Water under the earth’s crust! But how did she get there?

Pamela Henriquez Meteorite Chile 6 minutes
The layers of the earth extend from the core to the surface. Three general groups are distinguished according to their composition: the geosphere, the hydrosphere and the atmosphere. Each layer accumulates a higher temperature as it approaches the core due to the increase in pressure.

When we refer to the interior of the earth, we find that we know very little about what is going on there. But new technologies have made it possible to learn more about specific areas by describing their composition and dynamics.

Nevertheless, some doubts remain especially the presence of water under the earth’s crust. Some stories say they exist. For example, in Jules Verne’s 1864 novel Journey to the Center of the Earth there was talk of inland seas, but it wasn’t until 2014 that the first scientific study showed evidence of the presence of water at a depth of 500 km.

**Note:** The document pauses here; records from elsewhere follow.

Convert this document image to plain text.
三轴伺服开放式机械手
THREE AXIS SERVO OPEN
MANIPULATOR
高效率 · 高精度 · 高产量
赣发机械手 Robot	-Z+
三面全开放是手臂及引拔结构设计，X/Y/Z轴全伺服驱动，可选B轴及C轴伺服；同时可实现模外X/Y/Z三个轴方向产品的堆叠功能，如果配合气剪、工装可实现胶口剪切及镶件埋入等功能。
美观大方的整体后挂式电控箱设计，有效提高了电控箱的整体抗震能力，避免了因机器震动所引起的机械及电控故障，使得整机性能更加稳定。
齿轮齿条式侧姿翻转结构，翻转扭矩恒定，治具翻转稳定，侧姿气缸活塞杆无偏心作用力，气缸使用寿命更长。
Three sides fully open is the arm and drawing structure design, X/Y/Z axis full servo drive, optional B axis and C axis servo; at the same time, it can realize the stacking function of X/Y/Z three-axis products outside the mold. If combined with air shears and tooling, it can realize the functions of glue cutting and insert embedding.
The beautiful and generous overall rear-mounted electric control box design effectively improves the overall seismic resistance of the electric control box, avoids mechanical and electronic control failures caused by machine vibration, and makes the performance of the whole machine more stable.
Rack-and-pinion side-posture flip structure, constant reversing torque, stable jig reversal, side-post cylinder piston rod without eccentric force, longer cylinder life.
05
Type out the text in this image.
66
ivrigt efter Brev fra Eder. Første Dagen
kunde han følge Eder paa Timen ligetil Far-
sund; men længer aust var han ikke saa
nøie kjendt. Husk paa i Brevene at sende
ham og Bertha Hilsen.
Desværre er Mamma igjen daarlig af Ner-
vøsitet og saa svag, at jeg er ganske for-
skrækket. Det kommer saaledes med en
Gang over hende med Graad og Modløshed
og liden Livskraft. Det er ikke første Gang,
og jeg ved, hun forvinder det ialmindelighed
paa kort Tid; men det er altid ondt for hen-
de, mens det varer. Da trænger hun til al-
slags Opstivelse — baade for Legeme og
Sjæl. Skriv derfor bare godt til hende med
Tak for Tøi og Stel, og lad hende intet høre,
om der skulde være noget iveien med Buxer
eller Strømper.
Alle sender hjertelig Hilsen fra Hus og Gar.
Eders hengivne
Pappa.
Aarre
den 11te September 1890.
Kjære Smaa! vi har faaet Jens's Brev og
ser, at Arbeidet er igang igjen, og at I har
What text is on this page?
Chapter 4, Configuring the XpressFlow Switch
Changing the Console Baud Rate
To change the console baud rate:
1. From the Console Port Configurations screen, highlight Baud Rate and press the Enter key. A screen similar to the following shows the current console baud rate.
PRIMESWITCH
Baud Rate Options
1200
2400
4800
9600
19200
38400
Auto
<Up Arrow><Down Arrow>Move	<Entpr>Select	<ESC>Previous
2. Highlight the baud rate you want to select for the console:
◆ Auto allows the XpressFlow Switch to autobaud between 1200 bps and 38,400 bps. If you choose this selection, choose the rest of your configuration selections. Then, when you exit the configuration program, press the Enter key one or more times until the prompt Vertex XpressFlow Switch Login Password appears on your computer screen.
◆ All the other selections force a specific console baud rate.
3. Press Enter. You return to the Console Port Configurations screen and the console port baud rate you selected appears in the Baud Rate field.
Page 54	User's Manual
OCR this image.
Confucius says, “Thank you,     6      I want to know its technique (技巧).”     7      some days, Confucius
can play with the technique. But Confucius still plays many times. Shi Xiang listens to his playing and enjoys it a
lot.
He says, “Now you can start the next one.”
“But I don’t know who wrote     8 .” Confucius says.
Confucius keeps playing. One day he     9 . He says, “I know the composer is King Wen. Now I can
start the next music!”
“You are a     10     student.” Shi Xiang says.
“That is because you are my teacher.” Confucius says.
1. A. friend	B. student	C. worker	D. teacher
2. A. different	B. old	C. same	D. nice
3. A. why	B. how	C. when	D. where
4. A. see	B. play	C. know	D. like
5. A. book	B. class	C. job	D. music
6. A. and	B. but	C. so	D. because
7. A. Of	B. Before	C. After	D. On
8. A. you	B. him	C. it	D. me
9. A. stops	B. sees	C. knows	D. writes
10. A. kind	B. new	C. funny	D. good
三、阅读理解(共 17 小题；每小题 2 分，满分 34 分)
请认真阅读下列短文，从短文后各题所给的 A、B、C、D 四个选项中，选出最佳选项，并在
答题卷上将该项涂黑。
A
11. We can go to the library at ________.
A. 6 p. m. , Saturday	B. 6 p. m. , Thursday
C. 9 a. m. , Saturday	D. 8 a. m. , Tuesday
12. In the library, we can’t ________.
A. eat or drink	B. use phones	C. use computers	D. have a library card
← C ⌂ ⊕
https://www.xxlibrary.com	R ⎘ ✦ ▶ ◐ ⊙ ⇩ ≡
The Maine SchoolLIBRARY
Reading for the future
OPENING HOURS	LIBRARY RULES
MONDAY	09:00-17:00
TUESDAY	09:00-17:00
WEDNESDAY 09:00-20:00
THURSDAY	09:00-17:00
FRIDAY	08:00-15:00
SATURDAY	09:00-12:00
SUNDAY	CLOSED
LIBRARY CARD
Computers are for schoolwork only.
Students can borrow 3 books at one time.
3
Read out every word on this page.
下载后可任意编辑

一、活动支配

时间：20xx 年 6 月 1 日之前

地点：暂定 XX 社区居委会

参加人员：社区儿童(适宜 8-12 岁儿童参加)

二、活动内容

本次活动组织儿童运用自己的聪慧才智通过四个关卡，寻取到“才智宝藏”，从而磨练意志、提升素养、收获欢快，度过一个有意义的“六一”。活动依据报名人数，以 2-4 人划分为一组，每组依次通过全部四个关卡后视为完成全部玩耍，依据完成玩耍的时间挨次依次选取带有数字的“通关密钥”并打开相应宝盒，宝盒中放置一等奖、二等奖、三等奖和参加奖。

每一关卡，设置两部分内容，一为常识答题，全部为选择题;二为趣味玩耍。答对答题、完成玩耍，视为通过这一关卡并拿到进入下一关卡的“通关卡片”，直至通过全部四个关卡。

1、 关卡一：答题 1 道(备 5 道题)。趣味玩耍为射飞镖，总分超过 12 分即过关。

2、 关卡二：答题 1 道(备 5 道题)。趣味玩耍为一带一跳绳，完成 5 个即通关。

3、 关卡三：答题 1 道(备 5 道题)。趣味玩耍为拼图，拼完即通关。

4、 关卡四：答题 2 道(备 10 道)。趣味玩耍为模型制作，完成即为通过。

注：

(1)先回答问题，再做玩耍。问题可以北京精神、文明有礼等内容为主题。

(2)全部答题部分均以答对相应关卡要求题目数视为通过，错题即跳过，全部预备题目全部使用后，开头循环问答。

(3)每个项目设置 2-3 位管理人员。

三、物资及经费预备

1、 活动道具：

The study by experts from the United States, Italy and Germany, published in an article in the journal Nature Geoscience, provides new evidence for the existence of significant amounts of water between the upper and lower mantle – at depths of about 410 and 660 km.

“The study confirms something that was only theory for a long time, namely that Ocean water accompanies subduction losses and therefore enters the transition zone.

“The water cycle of our planet thus includes the interior of the earth”, explains the Institute for Geosciences at the Goethe University in Frankfurt, to which three of the study participants belong.

negative pressure at depth

Between the upper mantle and the lower mantle of the earth is the so-called transition zone (TZ). The pressure can reach 23 million millibars, resulting in a change in the crystal structure of the olive-green mineral that makes up about 70% of the Earth’s upper mantle.

At the upper limit of the TZ, at a depth of 410 kilometers, it becomes a denser mineral, wadsleyite, and at 520 kilometers it becomes another mineral, ringwoodite, even denser than the first. “Mineral alterations make it very difficult for rocks to move through the mantle”, explains Professor Frank Brenker from the Institute for Geosciences.

It was not previously known what long-term effects the suction of materials in the transition zone will have on its geochemical composition and whether increased water volumes are present. Professor Brenker thinks that subduction losses also transport deep-sea sediments into the earth’s interior.

“These sediments can contain large amounts of water and CO2. However, until now it was unclear how much water enters the transition zone in the form of hydrated minerals and more stable carbonates. and therefore it was not known whether large amounts of water were actually stored there”.

Analysis of a found diamond

The authors analyze a Botswana diamond formed at a depth of 660 kilometers between the transition zone and the lower mantle, where ringwoodite is the predominant mineral.

Analysis revealed that the stone contains numerous inclusions of ringwoodite, which have a high water content. In addition, the chemical composition of the stone could be determined.

Jules Verne’s idea of ​​an ocean inside the earth is far from reality. At depth there would be no actual ocean but an area of ​​hydrated rock.

Brenker comments: “In this study We have shown that the transition zone is not a dry sponge but contains significant amounts of water. It also brings us closer to Jules Verne’s idea of ​​an ocean inside the earth. The difference is that there is actually no ocean at depth, but hydrated rock”, explains Professor Brenker.

Diamond with inclusions or internal water formations. Images from Nature Geoscience.

Hydrated ringwoodite was first discovered in a transition zone diamond in 2014; Brenker also took part in this study. However, The exact chemical composition of the stone could not be determined because it was too small.